Mapping the Milky Way’s Dark Matter and Stellar Halo

Speaker: Xiangxiang Xue (NAOC)
Title: Mapping the Milky Way’s Dark Matter and Stellar Halo
Language: Chinese
Time: March  24, 2011 (Thursday), 2PM
Location: Middle conf. room, 3rd floor

Abstract:
Through spectroscopy of about 4600 BHB stars in the Milky Way’s halo,SDSS has provided an unprecedented set of distant dynamical tracers (with radial velocities and precise distances) to map the mass distribution of our Galaxy’s dark matter halo. We present a rigorous analysis of these data, which imply that the MW’s dark matter halo has a virial mass of only 1 x 10^12Msun, with a likely error on the mass enclosed within 60 kpc of only 20%. This is somewhat lighter than many previous estimates and implies that the Milky Way was exceptionally efficient at forming stars.
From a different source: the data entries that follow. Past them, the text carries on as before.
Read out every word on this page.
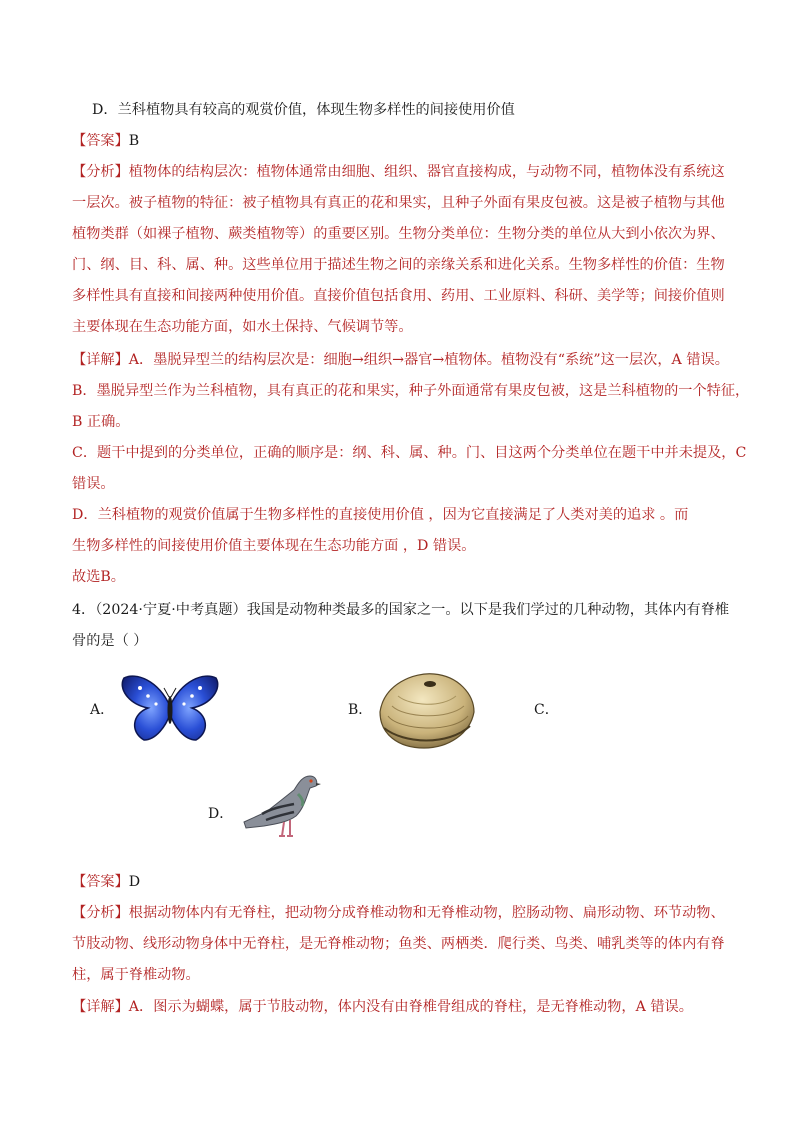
D．兰科植物具有较高的观赏价值，体现生物多样性的间接使用价值
【答案】B
【分析】植物体的结构层次：植物体通常由细胞、组织、器官直接构成，与动物不同，植物体没有系统这
一层次。被子植物的特征：被子植物具有真正的花和果实，且种子外面有果皮包被。这是被子植物与其他
植物类群（如裸子植物、蕨类植物等）的重要区别。生物分类单位：生物分类的单位从大到小依次为界、
门、纲、目、科、属、种。这些单位用于描述生物之间的亲缘关系和进化关系。生物多样性的价值：生物
多样性具有直接和间接两种使用价值。直接价值包括食用、药用、工业原料、科研、美学等；间接价值则
主要体现在生态功能方面，如水土保持、气候调节等。
【详解】A．墨脱异型兰的结构层次是：细胞→组织→器官→植物体。植物没有“系统”这一层次，A 错误。
B．墨脱异型兰作为兰科植物，具有真正的花和果实，种子外面通常有果皮包被，这是兰科植物的一个特征，
B 正确。
C．题干中提到的分类单位，正确的顺序是：纲、科、属、种。门、目这两个分类单位在题干中并未提及，C
错误。
D．兰科植物的观赏价值属于生物多样性的直接使用价值 ，因为它直接满足了人类对美的追求 。而
生物多样性的间接使用价值主要体现在生态功能方面 ，D 错误。
故选B。
4．（2024·宁夏·中考真题）我国是动物种类最多的国家之一。以下是我们学过的几种动物，其体内有脊椎
骨的是（ ）
A．	B．	C．
D．
【答案】D
【分析】根据动物体内有无脊柱，把动物分成脊椎动物和无脊椎动物，腔肠动物、扁形动物、环节动物、
节肢动物、线形动物身体中无脊柱，是无脊椎动物；鱼类、两栖类．爬行类、鸟类、哺乳类等的体内有脊
柱，属于脊椎动物。
【详解】A．图示为蝴蝶，属于节肢动物，体内没有由脊椎骨组成的脊柱，是无脊椎动物，A 错误。
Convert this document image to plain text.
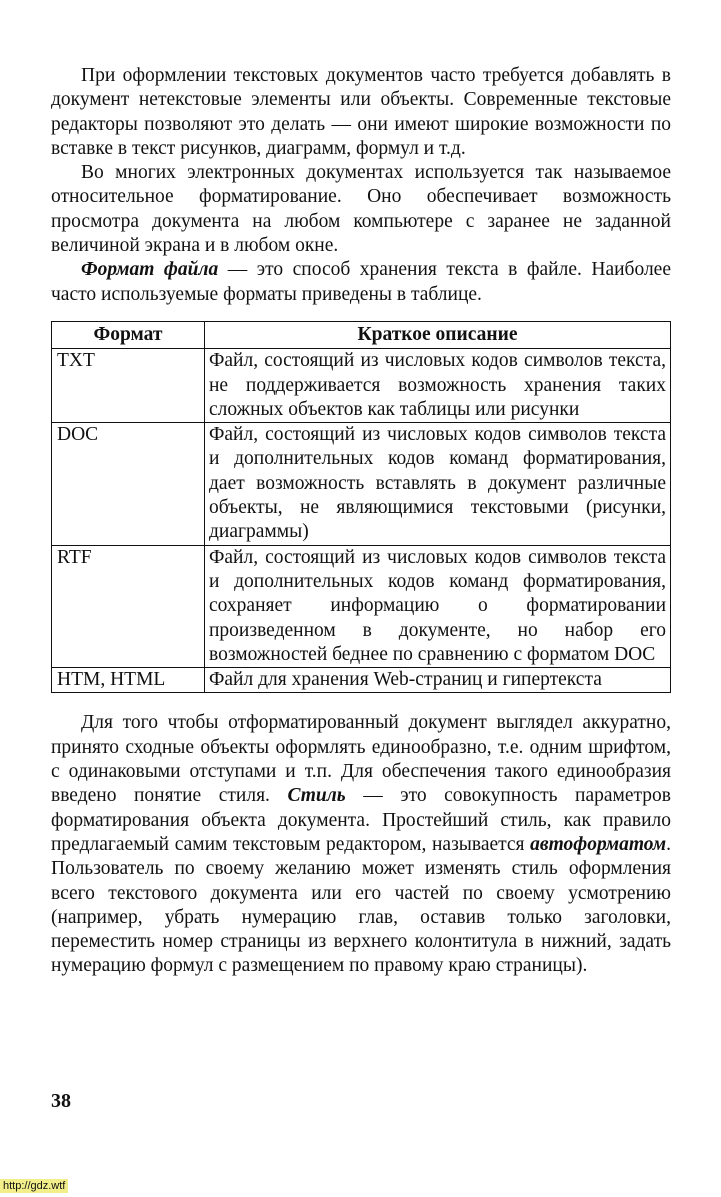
При оформлении текстовых документов часто требуется добавлять в документ нетекстовые элементы или объекты. Современные текстовые редакторы позволяют это делать — они имеют широкие возможности по вставке в текст рисунков, диаграмм, формул и т.д.

Во многих электронных документах используется так называемое относительное форматирование. Оно обеспечивает возможность просмотра документа на любом компьютере с заранее не заданной величиной экрана и в любом окне.

Формат файла — это способ хранения текста в файле. Наиболее часто используемые форматы приведены в таблице.

Формат	Краткое описание
TXT	Файл, состоящий из числовых кодов символов текста, не поддерживается возможность хранения таких сложных объектов как таблицы или рисунки
DOC	Файл, состоящий из числовых кодов символов текста и дополнительных кодов команд форматирования, дает возможность вставлять в документ различные объекты, не являющимися текстовыми (рисунки, диаграммы)
RTF	Файл, состоящий из числовых кодов символов текста и дополнительных кодов команд форматирования, сохраняет информацию о форматировании произведенном в документе, но набор его возможностей беднее по сравнению с форматом DOC
HTM, HTML	Файл для хранения Web-страниц и гипертекста

Для того чтобы отформатированный документ выглядел аккуратно, принято сходные объекты оформлять единообразно, т.е. одним шрифтом, с одинаковыми отступами и т.п. Для обеспечения такого единообразия введено понятие стиля. Стиль — это совокупность параметров форматирования объекта документа. Простейший стиль, как правило предлагаемый самим текстовым редактором, называется автоформатом. Пользователь по своему желанию может изменять стиль оформления всего текстового документа или его частей по своему усмотрению (например, убрать нумерацию глав, оставив только заголовки, переместить номер страницы из верхнего колонтитула в нижний, задать нумерацию формул с размещением по правому краю страницы).

38
http://gdz.wtf
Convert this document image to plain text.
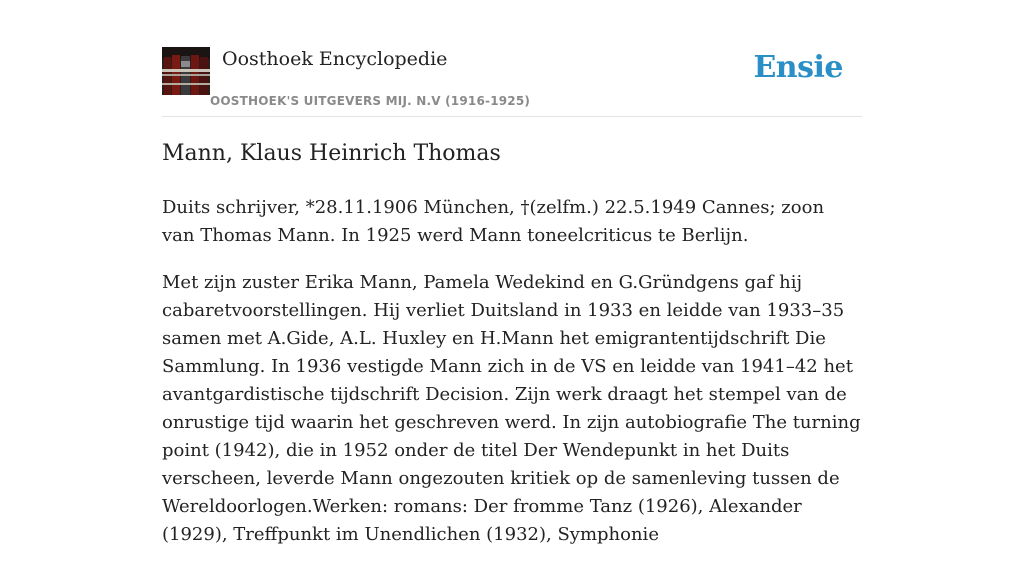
Oosthoek Encyclopedie
OOSTHOEK'S UITGEVERS MIJ. N.V (1916-1925)
Ensie
Mann, Klaus Heinrich Thomas

Duits schrijver, *28.11.1906 München, †(zelfm.) 22.5.1949 Cannes; zoon van Thomas Mann. In 1925 werd Mann toneelcriticus te Berlijn.

Met zijn zuster Erika Mann, Pamela Wedekind en G.Gründgens gaf hij cabaretvoorstellingen. Hij verliet Duitsland in 1933 en leidde van 1933–35 samen met A.Gide, A.L. Huxley en H.Mann het emigrantentijdschrift Die Sammlung. In 1936 vestigde Mann zich in de VS en leidde van 1941–42 het avantgardistische tijdschrift Decision. Zijn werk draagt het stempel van de onrustige tijd waarin het geschreven werd. In zijn autobiografie The turning point (1942), die in 1952 onder de titel Der Wendepunkt in het Duits verscheen, leverde Mann ongezouten kritiek op de samenleving tussen de Wereldoorlogen.Werken: romans: Der fromme Tanz (1926), Alexander (1929), Treffpunkt im Unendlichen (1932), Symphonie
At the same time the BHB stars can serve as an excellent set of kinematic tracers to look for velocity substructure in the stellar halo, a signpost of hierarchical assembly. Using a cumulative "close pair distribution" (CPD) as a statistic in the 4-dimensional space of sky position, distance, and velocity, we quantify the presence of position-velocity substructure at high statistical signi cance among the BHB stars. Furthermore, BHB stars located in the outer halo, beyond 20 kpc from the Galactic center, exhibit statistically stronger substructure signatures than at r<20 kpc. However, the structure present in the BHB stars is somewhat less prominent than that seen in most simulated halos, quite possibly because BHB stars represent an older sub-population.